April 04, 2016

The most interesting article I came upon this past week dealing with an issue of great importance to older people wasn’t in JAMA or the New England Journal of Medicine and it wasn’t a report from the Institute of Medicine or from the Henry J. Kaiser Foundation. It was in the Wall Street Journal.

The article reported that beginning April 1, Medicare is embarking on a brave new experiment: it is “bundling” payment for patients getting a knee or hip replaced. MedPAC, the independent, agency that advises Congress on how to improve Medicare, has long advocated reforming the way Medicare pays for surgical procedures. And the CMS Innovation Center has funded a variety of projects testing the ability of bundling payments to improve care. But now, for the first time, proposals and theories affecting nearly half a million patients are being put into practice.

Actually, it’s not half a million patients right away. Only hospitals in the 67 metropolitan areas randomly selected by CMS will be affected—New York and Los Angeles won the lottery—hospitals that perform about one-third of all hip and knee replacement surgeries in Medicare enrollees. And calling the new payment mechanism “bundling” isn’t entirely accurate either: Medicare isn’t giving out a single lump sum for all aspects of care and telling orthopedists, hospitals, radiologists, and rehab facilities to divide it up however they see fit. What it’s doing instead is to pay everyone the way they usually do—hospitals get a single DRG (diagnosis-related group) payment, SNFs get paid a prospectively determined amount each day the patient is in the SNF, and physicians are paid on a fee-for-service basis. But if the total amount that Medicare ends up distributing over a 90-day period exceeds a target figure, the hospital has to pay back the excess. And if the total amount is less than the target, the hospital gets the difference. In short, rather than truly sharing the risk—or, from a clinical perspective, the responsibility—for care, the burden of ensuring that everyone provides optimal care rests solely on the hospital.

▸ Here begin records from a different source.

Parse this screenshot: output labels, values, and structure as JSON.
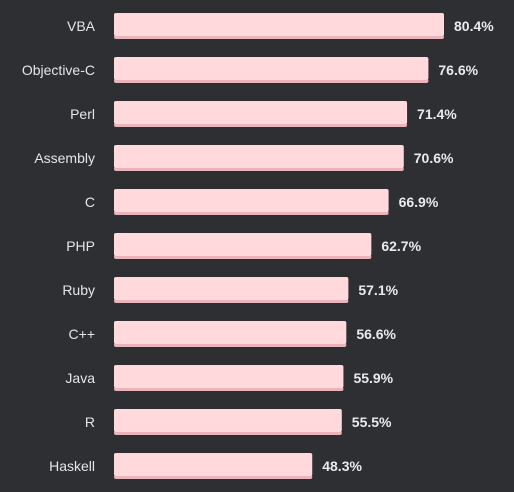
{
  "chart_data": {
    "type": "bar",
    "orientation": "horizontal",
    "categories": [
      "VBA",
      "Objective-C",
      "Perl",
      "Assembly",
      "C",
      "PHP",
      "Ruby",
      "C++",
      "Java",
      "R",
      "Haskell"
    ],
    "values": [
      80.4,
      76.6,
      71.4,
      70.6,
      66.9,
      62.7,
      57.1,
      56.6,
      55.9,
      55.5,
      48.3
    ],
    "value_labels": [
      "80.4%",
      "76.6%",
      "71.4%",
      "70.6%",
      "66.9%",
      "62.7%",
      "57.1%",
      "56.6%",
      "55.9%",
      "55.5%",
      "48.3%"
    ],
    "unit": "%",
    "title": "",
    "xlabel": "",
    "ylabel": "",
    "grid": false,
    "legend": "none",
    "xlim": [
      0,
      80.4
    ],
    "colors": {
      "background": "#2d2f33",
      "bar": "#ffd9dc",
      "bar_shadow": "#e9b5bb",
      "category_text": "#e6e6e6",
      "value_text": "#eaeaea"
    }
  }
}
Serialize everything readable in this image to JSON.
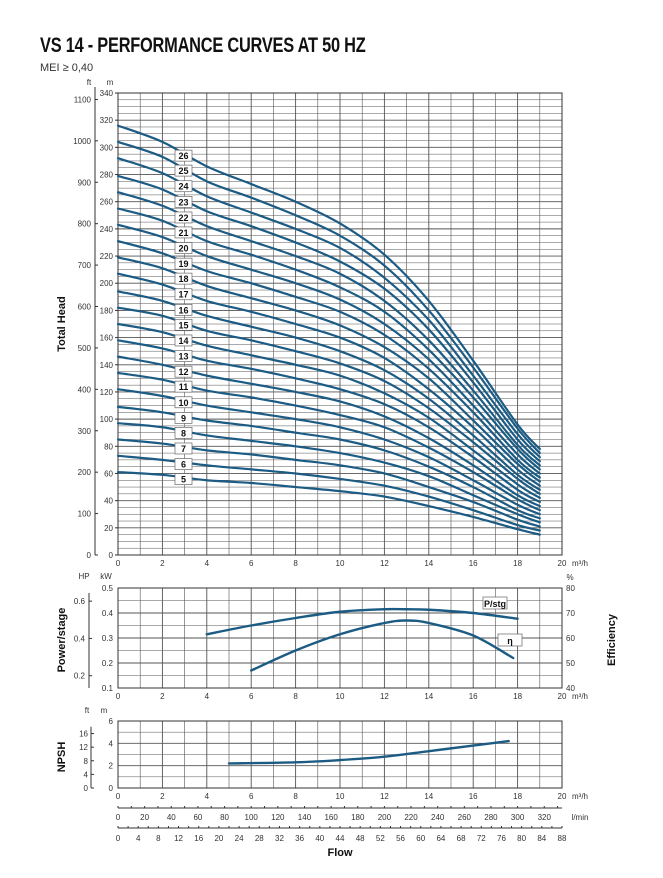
{
  "title": "VS 14 - PERFORMANCE CURVES AT 50 HZ",
  "subtitle": "MEI ≥ 0,40",
  "colors": {
    "curve": "#1b5b84",
    "grid": "#555555"
  },
  "chart_data": [
    {
      "type": "line",
      "name": "head",
      "ylabel": "Total Head",
      "y_unit": "m",
      "y2_unit": "ft",
      "x_unit": "m³/h",
      "xlim": [
        0,
        20
      ],
      "ylim": [
        0,
        340
      ],
      "grid": true,
      "x_ticks": [
        "0",
        "2",
        "4",
        "6",
        "8",
        "10",
        "12",
        "14",
        "16",
        "18",
        "20"
      ],
      "y_ticks": [
        "0",
        "20",
        "40",
        "60",
        "80",
        "100",
        "120",
        "140",
        "160",
        "180",
        "200",
        "220",
        "240",
        "260",
        "280",
        "300",
        "320",
        "340"
      ],
      "ft_ticks": [
        "0",
        "100",
        "200",
        "300",
        "400",
        "500",
        "600",
        "700",
        "800",
        "900",
        "1000",
        "1100"
      ],
      "x": [
        0,
        2,
        4,
        6,
        8,
        10,
        12,
        14,
        16,
        18,
        19
      ],
      "series": [
        {
          "name": "5",
          "values": [
            61,
            59,
            55,
            53,
            50,
            47,
            43,
            36,
            28,
            19,
            15
          ]
        },
        {
          "name": "6",
          "values": [
            73,
            70,
            66,
            63,
            60,
            56,
            51,
            43,
            33,
            22,
            18
          ]
        },
        {
          "name": "7",
          "values": [
            85,
            82,
            77,
            74,
            70,
            66,
            60,
            50,
            39,
            26,
            21
          ]
        },
        {
          "name": "8",
          "values": [
            97,
            94,
            88,
            84,
            80,
            75,
            68,
            58,
            44,
            30,
            24
          ]
        },
        {
          "name": "9",
          "values": [
            109,
            105,
            99,
            95,
            90,
            85,
            77,
            65,
            50,
            33,
            27
          ]
        },
        {
          "name": "10",
          "values": [
            122,
            117,
            110,
            105,
            100,
            94,
            85,
            72,
            55,
            37,
            30
          ]
        },
        {
          "name": "11",
          "values": [
            134,
            129,
            121,
            116,
            110,
            103,
            94,
            79,
            61,
            41,
            33
          ]
        },
        {
          "name": "12",
          "values": [
            146,
            140,
            132,
            126,
            120,
            113,
            102,
            86,
            66,
            44,
            36
          ]
        },
        {
          "name": "13",
          "values": [
            158,
            152,
            143,
            137,
            130,
            122,
            111,
            94,
            72,
            48,
            39
          ]
        },
        {
          "name": "14",
          "values": [
            170,
            164,
            154,
            147,
            140,
            132,
            119,
            101,
            77,
            52,
            42
          ]
        },
        {
          "name": "15",
          "values": [
            182,
            176,
            165,
            158,
            150,
            141,
            128,
            108,
            83,
            56,
            45
          ]
        },
        {
          "name": "16",
          "values": [
            194,
            187,
            176,
            168,
            160,
            150,
            136,
            115,
            88,
            59,
            48
          ]
        },
        {
          "name": "17",
          "values": [
            207,
            199,
            187,
            179,
            170,
            160,
            145,
            122,
            94,
            63,
            51
          ]
        },
        {
          "name": "18",
          "values": [
            219,
            211,
            198,
            189,
            180,
            169,
            153,
            130,
            99,
            67,
            54
          ]
        },
        {
          "name": "19",
          "values": [
            231,
            222,
            209,
            200,
            190,
            179,
            162,
            137,
            105,
            70,
            57
          ]
        },
        {
          "name": "20",
          "values": [
            243,
            234,
            220,
            210,
            200,
            188,
            170,
            144,
            110,
            74,
            60
          ]
        },
        {
          "name": "21",
          "values": [
            255,
            246,
            231,
            221,
            210,
            197,
            179,
            151,
            116,
            78,
            63
          ]
        },
        {
          "name": "22",
          "values": [
            267,
            257,
            242,
            231,
            220,
            207,
            187,
            158,
            121,
            81,
            66
          ]
        },
        {
          "name": "23",
          "values": [
            279,
            269,
            253,
            242,
            230,
            216,
            196,
            166,
            127,
            85,
            69
          ]
        },
        {
          "name": "24",
          "values": [
            292,
            281,
            264,
            252,
            240,
            226,
            204,
            173,
            132,
            89,
            72
          ]
        },
        {
          "name": "25",
          "values": [
            304,
            293,
            275,
            263,
            250,
            235,
            213,
            180,
            138,
            93,
            75
          ]
        },
        {
          "name": "26",
          "values": [
            316,
            304,
            286,
            273,
            260,
            244,
            221,
            187,
            143,
            96,
            78
          ]
        }
      ]
    },
    {
      "type": "line",
      "name": "power-efficiency",
      "ylabel": "Power/stage",
      "y2label": "Efficiency",
      "y_unit": "kW",
      "hp_unit": "HP",
      "y2_unit": "%",
      "x_unit": "m³/h",
      "xlim": [
        0,
        20
      ],
      "ylim": [
        0.1,
        0.5
      ],
      "y2lim": [
        40,
        80
      ],
      "grid": true,
      "x_ticks": [
        "0",
        "2",
        "4",
        "6",
        "8",
        "10",
        "12",
        "14",
        "16",
        "18",
        "20"
      ],
      "y_ticks": [
        "0.1",
        "0.2",
        "0.3",
        "0.4",
        "0.5"
      ],
      "hp_ticks": [
        "0.2",
        "0.4",
        "0.6"
      ],
      "y2_ticks": [
        "40",
        "50",
        "60",
        "70",
        "80"
      ],
      "series": [
        {
          "name": "P/stg",
          "axis": "kW",
          "x": [
            4,
            6,
            8,
            10,
            12,
            13,
            14,
            16,
            18
          ],
          "values": [
            0.315,
            0.35,
            0.38,
            0.405,
            0.415,
            0.415,
            0.413,
            0.4,
            0.377
          ]
        },
        {
          "name": "η",
          "axis": "%",
          "x": [
            6,
            8,
            10,
            12,
            13,
            14,
            16,
            17.8
          ],
          "values": [
            47,
            55,
            61.5,
            66,
            67,
            66,
            61,
            52
          ]
        }
      ]
    },
    {
      "type": "line",
      "name": "npsh",
      "ylabel": "NPSH",
      "y_unit": "m",
      "y2_unit": "ft",
      "x_unit": "m³/h",
      "xlim": [
        0,
        20
      ],
      "ylim": [
        0,
        6
      ],
      "grid": true,
      "x_ticks": [
        "0",
        "2",
        "4",
        "6",
        "8",
        "10",
        "12",
        "14",
        "16",
        "18",
        "20"
      ],
      "y_ticks": [
        "0",
        "2",
        "4",
        "6"
      ],
      "ft_ticks": [
        "0",
        "4",
        "8",
        "12",
        "16"
      ],
      "series": [
        {
          "x": [
            5,
            8,
            10,
            12,
            14,
            16,
            17.6
          ],
          "values": [
            2.2,
            2.3,
            2.5,
            2.8,
            3.3,
            3.8,
            4.2
          ]
        }
      ]
    }
  ],
  "flow_axes": {
    "label": "Flow",
    "lmin_unit": "l/min",
    "lmin_ticks": [
      "0",
      "20",
      "40",
      "60",
      "80",
      "100",
      "120",
      "140",
      "160",
      "180",
      "200",
      "220",
      "240",
      "260",
      "280",
      "300",
      "320"
    ],
    "gpm_ticks": [
      "0",
      "4",
      "8",
      "12",
      "16",
      "20",
      "24",
      "28",
      "32",
      "36",
      "40",
      "44",
      "48",
      "52",
      "56",
      "60",
      "64",
      "68",
      "72",
      "76",
      "80",
      "84",
      "88"
    ]
  }
}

Now I think it’s a good idea for hospitals, rehabs, and doctors to work together—and for that matter, physical therapists and free-standing labs and radiology units as well—but I’m not convinced that placing the responsibility exclusively at the hospital’s doorstep is wise. It’s essentially the same approach taken by Medicare to the problem of hospital readmissions—of patients being discharged, only to come back to the same hospital, sometimes for the same problem, in less than a month. Medicare has instituted a system of penalties to hospitals whose readmission rates exceed a given threshold. As a result, the majority of hospitals were penalized for their readmission rates in 2015, some losing as much as 3 percent of their Medicare reimbursement. In a number of states, including New York and Massachusetts, three-quarters or more of the hospitals were hit with penalties.

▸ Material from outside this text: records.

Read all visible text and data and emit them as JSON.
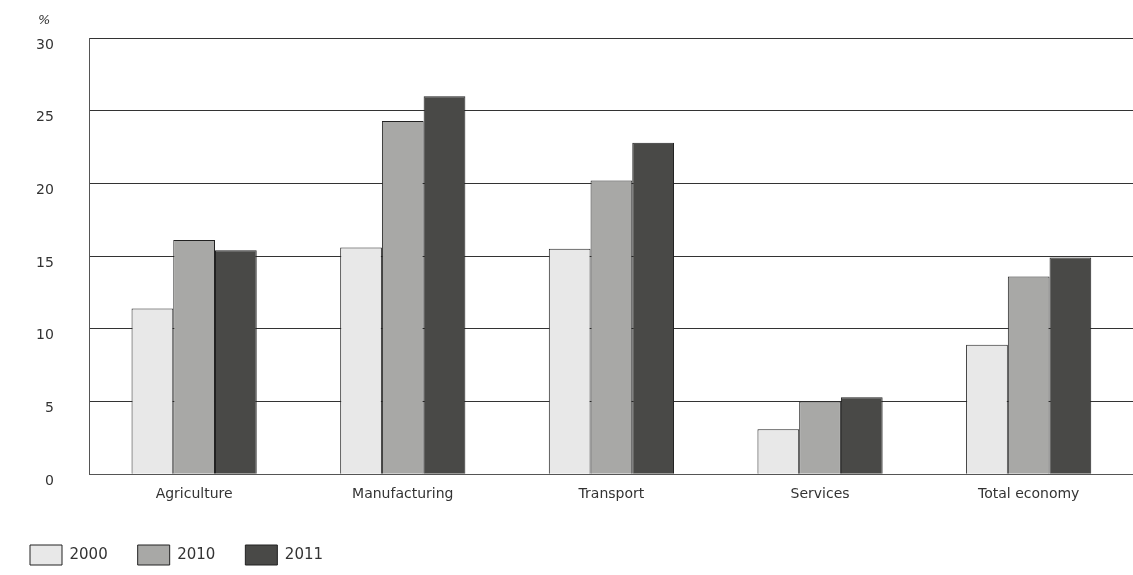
{
  "chart_data": {
    "type": "bar",
    "ylabel": "%",
    "categories": [
      "Agriculture",
      "Manufacturing",
      "Transport",
      "Services",
      "Total economy"
    ],
    "series": [
      {
        "name": "2000",
        "color": "#e8e8e8",
        "values": [
          11.4,
          15.6,
          15.5,
          3.1,
          8.9
        ]
      },
      {
        "name": "2010",
        "color": "#a8a8a6",
        "values": [
          16.1,
          24.3,
          20.2,
          5.0,
          13.6
        ]
      },
      {
        "name": "2011",
        "color": "#494947",
        "values": [
          15.4,
          26.0,
          22.8,
          5.3,
          14.9
        ]
      }
    ],
    "ylim": [
      0,
      30
    ],
    "yticks": [
      0,
      5,
      10,
      15,
      20,
      25,
      30
    ],
    "grid": "y",
    "legend": "bottom left"
  }
}
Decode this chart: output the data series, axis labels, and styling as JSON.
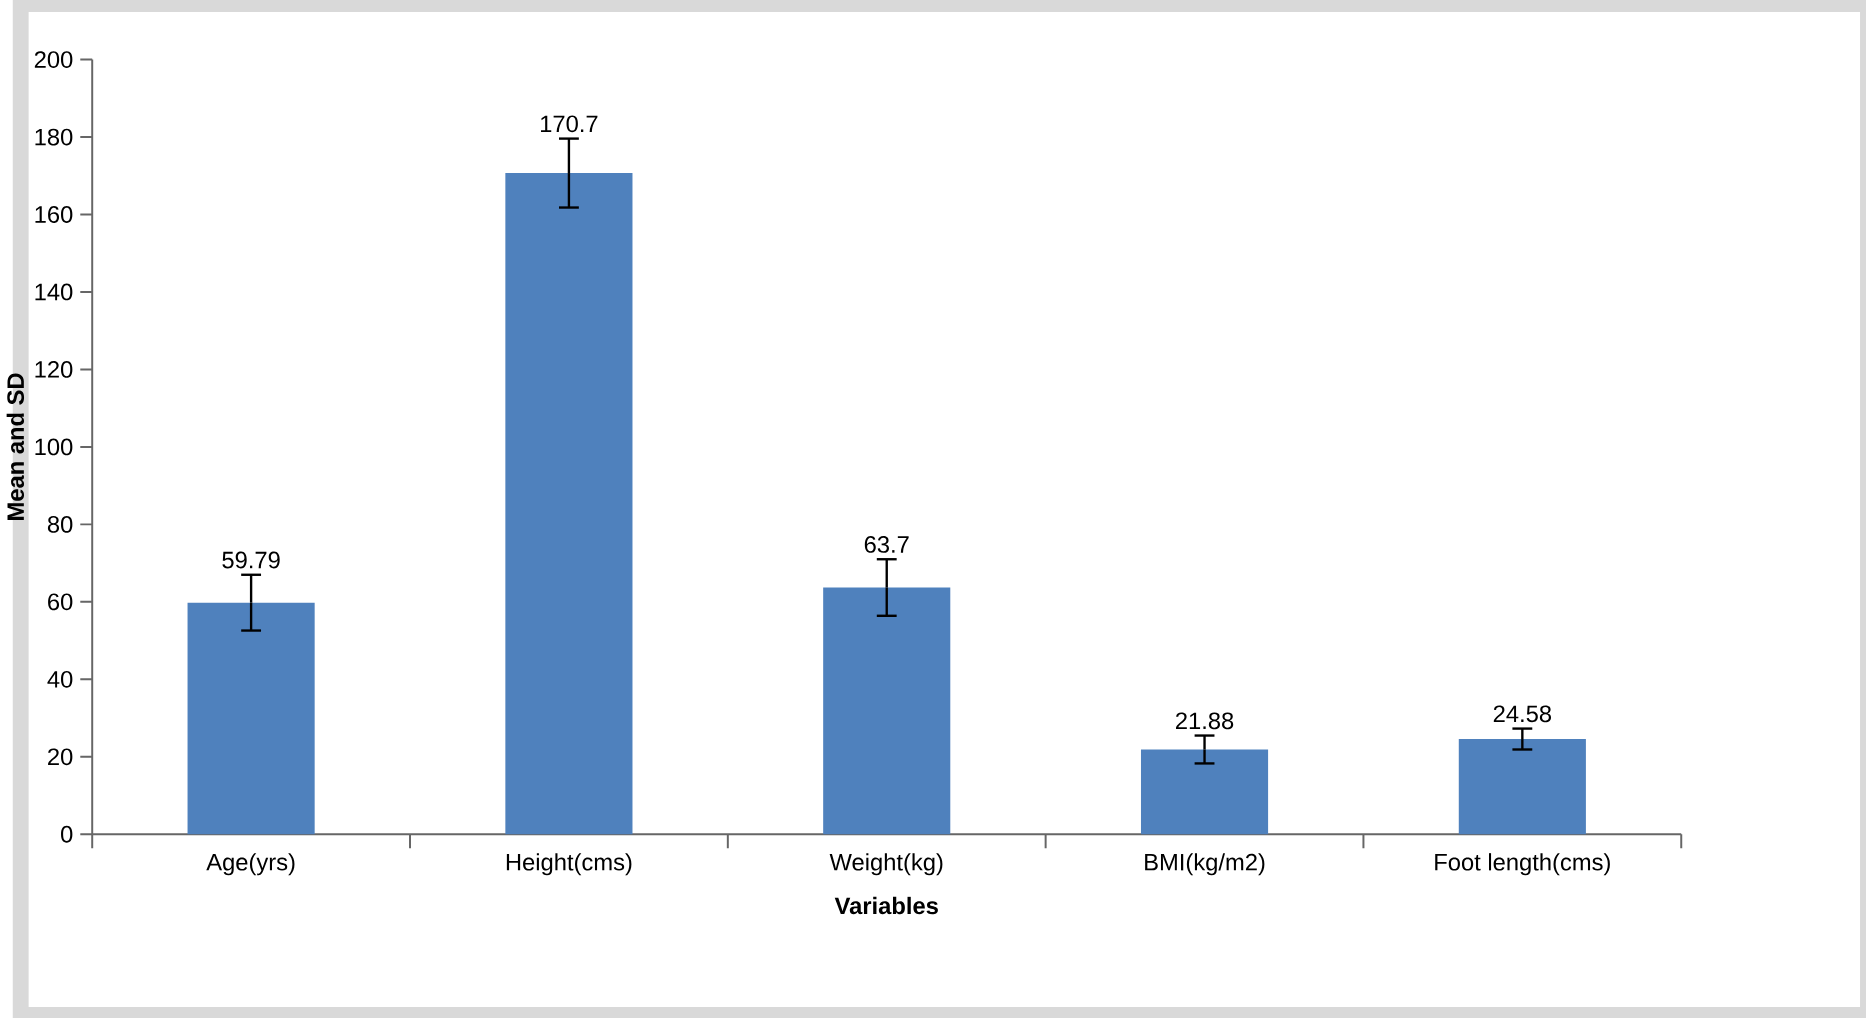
{
  "chart_data": {
    "type": "bar",
    "xlabel": "Variables",
    "ylabel": "Mean and SD",
    "categories": [
      "Age(yrs)",
      "Height(cms)",
      "Weight(kg)",
      "BMI(kg/m2)",
      "Foot length(cms)"
    ],
    "values": [
      59.79,
      170.7,
      63.7,
      21.88,
      24.58
    ],
    "errors": [
      7.2,
      8.9,
      7.3,
      3.6,
      2.7
    ],
    "color": "#4f81bd",
    "data_labels": true,
    "ylim": [
      0,
      200
    ],
    "yticks": [
      0,
      20,
      40,
      60,
      80,
      100,
      120,
      140,
      160,
      180,
      200
    ]
  }
}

The problem in both cases, the readmissions and payment for joint replacement surgery, is twofold: hospitals do not have control over all aspects of the patients care, and sometimes things go wrong that couldn’t have been prevented, no matter how much control the hospital exercised. Many Medicare enrollees are very old and very frail—these patients are likely to get sick again even if they are discharged from the hospital with follow-up arranged and their medications reviewed and a nurse visit scheduled the day after they get home, all the ingredients of a good “transitional care plan.” These same patients are likely to benefit from a stay in a skilled nursing facility or a rehabilitation hospital after they’ve had a joint replaced, strategies that cost more than sending them home with a few visits by a physical therapist and a nurse or a printout of exercises to do at home.

In the case of the new bundled payments for orthopedic procedures, the hospitals might respond by making sure that their patients only go to the very best skilled nursing facilities where they manage to restore them to perfect functioning in a matter of days or else go directly home, where they get the very best Visiting Nurse service that supplies the very best physical therapist who likewise can restore them to perfect functioning after just a few visits. But I worry that the hospitals might try to cherry pick patients—only accepting for surgery those people who are eighty-going-on-sixty and will do just fine at home with no services at all. I worry that hospitals will despair of their ability to control anything that goes on in a nursing home or home health agency and will opt instead to buy them up, leading to further consolidation within the hospital industry—and bigger isn’t always better for patients. And I worry that in the unlikely event that the system works, that care improves and costs go down, hospitals will have simply robbed Peter to pay Paul: they will achieve improvements in the domain of hip and knee surgery at the expense of care in the arena of abdominal surgery or stroke care.

I do think that older patients benefit from coordinated care. They win if their orthopedists at the hospital talk to the attending physician at the skilled nursing facility. They win if the details of their hospital stay are available electronically to the staff at the rehab facility. They win if hospitals, SNFs, and home care agencies work together. Let’s hope that Medicare’s experiment achieves that result.